Jeremiah 6:27

Translations

King James Version (KJV)

I have set you for a tower and a fortress among my people, that you may know and try their way.

American King James Version (AKJV)

I have set you for a tower and a fortress among my people, that you may know and try their way.

American Standard Version (ASV)

I have made thee a trier and a fortress among my people; that thou mayest know and try their way.

Basic English Translation (BBE)

I have made you a tester among my people, so that you may have knowledge of their way and put it to the test.

Webster's Revision

I have set thee for a tower and a fortress among my people, that thou mayest know and try their way.

World English Bible

"I have made you a tester of metals [and] a fortress among my people; that you may know and try their way.

English Revised Version (ERV)

I have made thee a tower and a fortress among my people; that thou mayest know and try their way.

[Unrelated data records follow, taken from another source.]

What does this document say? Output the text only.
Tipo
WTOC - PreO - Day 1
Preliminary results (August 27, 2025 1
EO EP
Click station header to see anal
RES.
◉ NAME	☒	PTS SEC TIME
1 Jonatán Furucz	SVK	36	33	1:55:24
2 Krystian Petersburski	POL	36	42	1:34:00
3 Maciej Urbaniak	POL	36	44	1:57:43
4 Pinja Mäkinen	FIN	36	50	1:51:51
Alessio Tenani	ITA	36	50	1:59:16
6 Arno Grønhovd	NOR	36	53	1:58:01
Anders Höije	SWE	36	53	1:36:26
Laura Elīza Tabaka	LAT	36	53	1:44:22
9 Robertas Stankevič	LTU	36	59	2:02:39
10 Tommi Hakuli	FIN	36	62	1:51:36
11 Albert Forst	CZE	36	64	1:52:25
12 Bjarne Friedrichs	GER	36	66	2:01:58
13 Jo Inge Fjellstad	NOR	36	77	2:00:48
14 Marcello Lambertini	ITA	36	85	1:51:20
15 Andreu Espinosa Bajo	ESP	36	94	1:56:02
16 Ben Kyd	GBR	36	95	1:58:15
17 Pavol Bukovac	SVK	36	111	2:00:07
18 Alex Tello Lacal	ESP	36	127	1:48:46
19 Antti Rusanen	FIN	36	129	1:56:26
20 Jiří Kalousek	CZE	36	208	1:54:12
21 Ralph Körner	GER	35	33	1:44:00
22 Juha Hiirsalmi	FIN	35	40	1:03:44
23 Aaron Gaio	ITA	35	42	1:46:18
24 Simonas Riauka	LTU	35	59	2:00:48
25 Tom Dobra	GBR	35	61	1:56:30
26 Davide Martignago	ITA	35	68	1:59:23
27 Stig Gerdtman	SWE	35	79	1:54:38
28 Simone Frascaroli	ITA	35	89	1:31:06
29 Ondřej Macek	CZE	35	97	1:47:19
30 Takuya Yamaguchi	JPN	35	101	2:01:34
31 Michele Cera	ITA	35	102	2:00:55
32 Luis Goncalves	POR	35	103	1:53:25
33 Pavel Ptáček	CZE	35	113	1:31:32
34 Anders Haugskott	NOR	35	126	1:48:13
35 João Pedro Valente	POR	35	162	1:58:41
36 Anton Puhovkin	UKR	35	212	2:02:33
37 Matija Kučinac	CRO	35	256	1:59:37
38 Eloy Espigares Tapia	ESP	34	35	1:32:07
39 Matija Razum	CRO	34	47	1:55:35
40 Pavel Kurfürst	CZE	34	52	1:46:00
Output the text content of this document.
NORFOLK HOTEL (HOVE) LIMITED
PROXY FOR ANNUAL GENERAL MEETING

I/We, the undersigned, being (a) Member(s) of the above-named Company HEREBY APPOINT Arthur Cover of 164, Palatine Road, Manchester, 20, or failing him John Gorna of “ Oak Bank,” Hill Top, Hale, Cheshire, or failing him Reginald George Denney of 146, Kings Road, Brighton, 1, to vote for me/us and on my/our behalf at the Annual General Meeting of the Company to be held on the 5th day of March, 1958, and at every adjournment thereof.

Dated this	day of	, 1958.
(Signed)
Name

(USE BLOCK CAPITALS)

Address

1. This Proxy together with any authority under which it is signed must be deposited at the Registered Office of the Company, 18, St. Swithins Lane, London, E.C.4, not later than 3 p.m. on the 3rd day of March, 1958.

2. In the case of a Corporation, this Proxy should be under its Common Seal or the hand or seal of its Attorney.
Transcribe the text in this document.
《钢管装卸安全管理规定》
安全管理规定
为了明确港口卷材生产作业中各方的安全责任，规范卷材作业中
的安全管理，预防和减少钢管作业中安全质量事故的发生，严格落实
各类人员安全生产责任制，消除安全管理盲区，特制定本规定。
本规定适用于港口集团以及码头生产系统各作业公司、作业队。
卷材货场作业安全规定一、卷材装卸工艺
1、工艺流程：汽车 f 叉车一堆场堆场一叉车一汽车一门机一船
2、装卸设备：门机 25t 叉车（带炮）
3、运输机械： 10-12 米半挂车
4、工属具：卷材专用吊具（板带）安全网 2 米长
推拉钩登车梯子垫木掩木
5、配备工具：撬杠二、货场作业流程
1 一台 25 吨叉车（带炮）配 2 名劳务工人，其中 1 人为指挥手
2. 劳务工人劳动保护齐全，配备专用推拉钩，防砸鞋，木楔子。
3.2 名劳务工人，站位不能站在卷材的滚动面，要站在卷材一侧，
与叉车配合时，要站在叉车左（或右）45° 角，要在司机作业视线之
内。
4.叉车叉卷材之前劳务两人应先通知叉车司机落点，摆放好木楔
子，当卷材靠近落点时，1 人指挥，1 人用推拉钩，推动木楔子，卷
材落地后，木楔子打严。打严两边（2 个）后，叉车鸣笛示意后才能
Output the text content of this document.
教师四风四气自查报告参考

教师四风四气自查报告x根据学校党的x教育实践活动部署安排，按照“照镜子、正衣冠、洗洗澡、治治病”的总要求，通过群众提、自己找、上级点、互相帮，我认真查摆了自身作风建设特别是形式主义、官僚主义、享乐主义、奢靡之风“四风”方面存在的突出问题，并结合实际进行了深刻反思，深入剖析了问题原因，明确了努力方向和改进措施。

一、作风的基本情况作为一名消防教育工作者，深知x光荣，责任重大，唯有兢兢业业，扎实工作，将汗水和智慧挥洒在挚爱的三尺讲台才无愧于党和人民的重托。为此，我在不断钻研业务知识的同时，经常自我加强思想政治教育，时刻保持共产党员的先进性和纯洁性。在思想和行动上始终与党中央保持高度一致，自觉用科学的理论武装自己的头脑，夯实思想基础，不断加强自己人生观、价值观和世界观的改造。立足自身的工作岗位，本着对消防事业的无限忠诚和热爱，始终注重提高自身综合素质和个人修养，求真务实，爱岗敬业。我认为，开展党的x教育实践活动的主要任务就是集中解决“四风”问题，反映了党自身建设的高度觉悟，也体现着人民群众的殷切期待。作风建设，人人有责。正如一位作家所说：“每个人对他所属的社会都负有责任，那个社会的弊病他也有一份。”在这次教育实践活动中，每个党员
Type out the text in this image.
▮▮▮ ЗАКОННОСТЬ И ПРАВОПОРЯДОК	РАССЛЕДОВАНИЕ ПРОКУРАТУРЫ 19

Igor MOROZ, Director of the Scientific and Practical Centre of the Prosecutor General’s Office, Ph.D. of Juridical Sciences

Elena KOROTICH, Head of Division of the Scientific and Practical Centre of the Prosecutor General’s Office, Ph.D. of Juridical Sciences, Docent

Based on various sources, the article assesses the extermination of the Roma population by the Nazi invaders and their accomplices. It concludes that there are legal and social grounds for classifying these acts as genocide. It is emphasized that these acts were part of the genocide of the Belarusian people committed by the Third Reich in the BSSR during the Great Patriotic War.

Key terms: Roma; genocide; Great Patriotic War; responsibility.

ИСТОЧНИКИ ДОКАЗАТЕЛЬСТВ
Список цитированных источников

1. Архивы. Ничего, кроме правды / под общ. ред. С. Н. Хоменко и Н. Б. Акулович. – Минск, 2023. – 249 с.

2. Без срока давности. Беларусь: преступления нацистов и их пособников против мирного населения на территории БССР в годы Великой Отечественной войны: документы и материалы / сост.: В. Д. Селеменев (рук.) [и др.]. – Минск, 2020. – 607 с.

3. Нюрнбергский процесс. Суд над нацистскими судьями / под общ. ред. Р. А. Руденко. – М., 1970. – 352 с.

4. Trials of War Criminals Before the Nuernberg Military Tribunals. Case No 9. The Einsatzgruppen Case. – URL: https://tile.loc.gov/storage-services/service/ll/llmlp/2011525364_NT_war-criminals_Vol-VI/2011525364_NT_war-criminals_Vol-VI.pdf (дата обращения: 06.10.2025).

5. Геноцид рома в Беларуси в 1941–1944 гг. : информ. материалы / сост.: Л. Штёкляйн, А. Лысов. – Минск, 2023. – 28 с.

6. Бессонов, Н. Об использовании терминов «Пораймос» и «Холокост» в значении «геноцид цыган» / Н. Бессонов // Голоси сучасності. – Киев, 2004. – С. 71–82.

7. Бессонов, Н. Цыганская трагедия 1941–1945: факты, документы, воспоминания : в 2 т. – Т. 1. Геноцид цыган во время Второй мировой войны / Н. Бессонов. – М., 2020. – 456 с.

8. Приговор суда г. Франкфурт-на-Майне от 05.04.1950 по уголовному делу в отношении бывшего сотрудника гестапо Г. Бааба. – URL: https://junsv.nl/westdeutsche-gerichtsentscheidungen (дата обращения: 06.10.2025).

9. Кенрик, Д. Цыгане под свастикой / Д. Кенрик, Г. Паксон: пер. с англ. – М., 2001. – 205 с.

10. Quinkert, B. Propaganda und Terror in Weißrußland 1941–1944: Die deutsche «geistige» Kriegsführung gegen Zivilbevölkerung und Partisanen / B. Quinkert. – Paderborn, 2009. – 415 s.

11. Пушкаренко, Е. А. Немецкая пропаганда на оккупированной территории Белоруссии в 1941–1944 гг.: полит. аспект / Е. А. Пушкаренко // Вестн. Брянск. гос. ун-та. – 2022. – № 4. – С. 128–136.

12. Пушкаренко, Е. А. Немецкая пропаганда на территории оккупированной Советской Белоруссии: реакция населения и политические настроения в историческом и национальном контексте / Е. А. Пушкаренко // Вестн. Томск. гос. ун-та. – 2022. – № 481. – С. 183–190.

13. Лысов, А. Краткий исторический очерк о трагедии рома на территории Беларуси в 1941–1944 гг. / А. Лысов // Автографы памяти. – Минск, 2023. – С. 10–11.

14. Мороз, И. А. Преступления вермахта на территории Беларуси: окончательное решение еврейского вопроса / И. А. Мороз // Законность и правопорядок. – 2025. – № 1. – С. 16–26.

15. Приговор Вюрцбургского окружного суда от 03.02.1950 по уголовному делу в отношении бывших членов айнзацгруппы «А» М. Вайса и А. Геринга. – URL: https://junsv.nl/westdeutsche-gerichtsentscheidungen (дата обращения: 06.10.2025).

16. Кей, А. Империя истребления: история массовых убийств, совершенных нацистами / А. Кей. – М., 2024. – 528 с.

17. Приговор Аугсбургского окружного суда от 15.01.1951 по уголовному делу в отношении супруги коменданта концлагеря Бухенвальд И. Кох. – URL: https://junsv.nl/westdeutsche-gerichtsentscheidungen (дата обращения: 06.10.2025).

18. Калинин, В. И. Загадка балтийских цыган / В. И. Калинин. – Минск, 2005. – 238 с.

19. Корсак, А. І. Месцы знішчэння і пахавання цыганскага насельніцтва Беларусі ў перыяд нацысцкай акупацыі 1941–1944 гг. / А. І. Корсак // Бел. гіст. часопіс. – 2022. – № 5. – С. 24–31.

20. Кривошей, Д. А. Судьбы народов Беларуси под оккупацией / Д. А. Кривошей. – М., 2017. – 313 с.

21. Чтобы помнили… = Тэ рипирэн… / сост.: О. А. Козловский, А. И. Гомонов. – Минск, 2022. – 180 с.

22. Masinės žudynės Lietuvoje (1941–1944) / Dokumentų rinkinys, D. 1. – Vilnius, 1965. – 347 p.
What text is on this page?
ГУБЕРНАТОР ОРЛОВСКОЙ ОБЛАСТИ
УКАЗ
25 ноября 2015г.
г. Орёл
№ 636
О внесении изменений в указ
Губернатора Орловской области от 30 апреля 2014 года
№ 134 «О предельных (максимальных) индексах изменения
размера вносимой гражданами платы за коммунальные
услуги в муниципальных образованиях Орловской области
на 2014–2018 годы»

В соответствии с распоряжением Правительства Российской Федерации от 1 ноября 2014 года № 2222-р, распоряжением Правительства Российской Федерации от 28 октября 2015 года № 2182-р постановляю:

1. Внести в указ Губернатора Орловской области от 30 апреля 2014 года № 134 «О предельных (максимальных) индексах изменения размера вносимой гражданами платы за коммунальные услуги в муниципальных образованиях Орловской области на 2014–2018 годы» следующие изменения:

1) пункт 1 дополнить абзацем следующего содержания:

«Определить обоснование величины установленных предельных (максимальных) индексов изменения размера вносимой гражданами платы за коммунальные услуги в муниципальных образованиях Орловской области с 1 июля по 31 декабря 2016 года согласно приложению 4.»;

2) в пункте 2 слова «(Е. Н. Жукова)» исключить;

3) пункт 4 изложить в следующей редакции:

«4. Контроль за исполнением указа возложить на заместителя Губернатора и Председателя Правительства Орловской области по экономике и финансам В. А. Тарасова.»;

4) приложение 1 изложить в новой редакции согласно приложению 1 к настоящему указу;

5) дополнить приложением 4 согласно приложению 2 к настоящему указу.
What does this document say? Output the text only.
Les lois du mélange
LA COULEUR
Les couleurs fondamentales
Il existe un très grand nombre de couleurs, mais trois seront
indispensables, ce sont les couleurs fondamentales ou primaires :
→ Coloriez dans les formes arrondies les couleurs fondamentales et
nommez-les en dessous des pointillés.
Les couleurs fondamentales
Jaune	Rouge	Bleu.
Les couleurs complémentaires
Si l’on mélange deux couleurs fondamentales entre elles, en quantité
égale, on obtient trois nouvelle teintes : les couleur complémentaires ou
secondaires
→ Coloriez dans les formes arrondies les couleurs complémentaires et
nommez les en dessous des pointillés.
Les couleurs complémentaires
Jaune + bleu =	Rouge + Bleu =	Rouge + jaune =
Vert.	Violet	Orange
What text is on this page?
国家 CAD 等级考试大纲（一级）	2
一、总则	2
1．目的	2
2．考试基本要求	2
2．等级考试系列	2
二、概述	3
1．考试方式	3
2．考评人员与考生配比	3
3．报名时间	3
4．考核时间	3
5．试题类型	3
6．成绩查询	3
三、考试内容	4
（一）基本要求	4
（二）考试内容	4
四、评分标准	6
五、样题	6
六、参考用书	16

Clarke's Jeremiah 6:27 Bible Commentary

I have set thee for a tower and a fortress - Dr. Blayney translates, I have appointed thee to make an assay among my people. The words refer to the office of an assayer of silver and gold; and the manner of assaying here intended is by the cupel, a flat broad iron ring filled with the ashes of burnt bones. To separate the alloy from the silver they add a portion of lead; and when all is fused together, and brought into a state of ebullition, the cupel absorbs the lead, and with it the dross or alloy, and the silver is left pure and motionless on the top of the cupel. The people are here represented under the notion of alloyed silver. They are full of impurities; and they are put into the hands of the prophet, the assayer, to be purified. The bellows are placed, the fire is lighted up, but all to no purpose: so intensely commixed is the alloy with the silver, that it can not be separated. The nozzle of the bellows is even melted with the intensity of the fire used to effect the refinement; and the lead is carried off by the action of the heat; and the assayer melteth in vain, for the alloy still continues in union with the metal. The assayer gives up the process, - will not institute one more expensive or tedious - pronounces the mass unfit to be coined, and denominates it reprobate silver, Jeremiah 6:30. Thus, the evil habits and dispositions of the Israelites were so ingrained that they would not yield to either the ordinary or extraordinary means of salvation. God pronounces them reprobate silver, - not sterling, - full of alloy; - having neither the image nor the superscription of the Great King either on their hearts or on their conduct. Thus he gave them up as incorrigible, and their adversaries prevailed against them. This should be a warning to other nations, and indeed to the Christian Church; for if God did not spare the natural branches, neither will he spare these.

Barnes's Jeremiah 6:27 Bible Commentary

Render it:

I have set thee among My people as a prover of ore,

And thou shalt know and try their way.

They are all of them rebels of rebels (i. e., utter rebels):

Slander-walkers, were copper and iron,

Corrupters all of them.

The bellows glow: from their fire lead only!

In vain hath the smelter smelted,

And the wicked are not separated.

Refuse-silver have men called them:

For Yahweh hath refused them.

The intermixture throughout of moral words and metallurgical terms is remarkable.

Wesley's Jeremiah 6:27 Bible Commentary

6:27 I have set thee - Here God speaks by way of encouragement to the prophet, and tells him, he had made him a fortified tower, that he might be safe, notwithstanding all the attempts against him. And try - As refiners do metals; hereby be is encouraged to reprove them more freely, God will give him prudence to see what is amiss, and undauntedness to oppose it.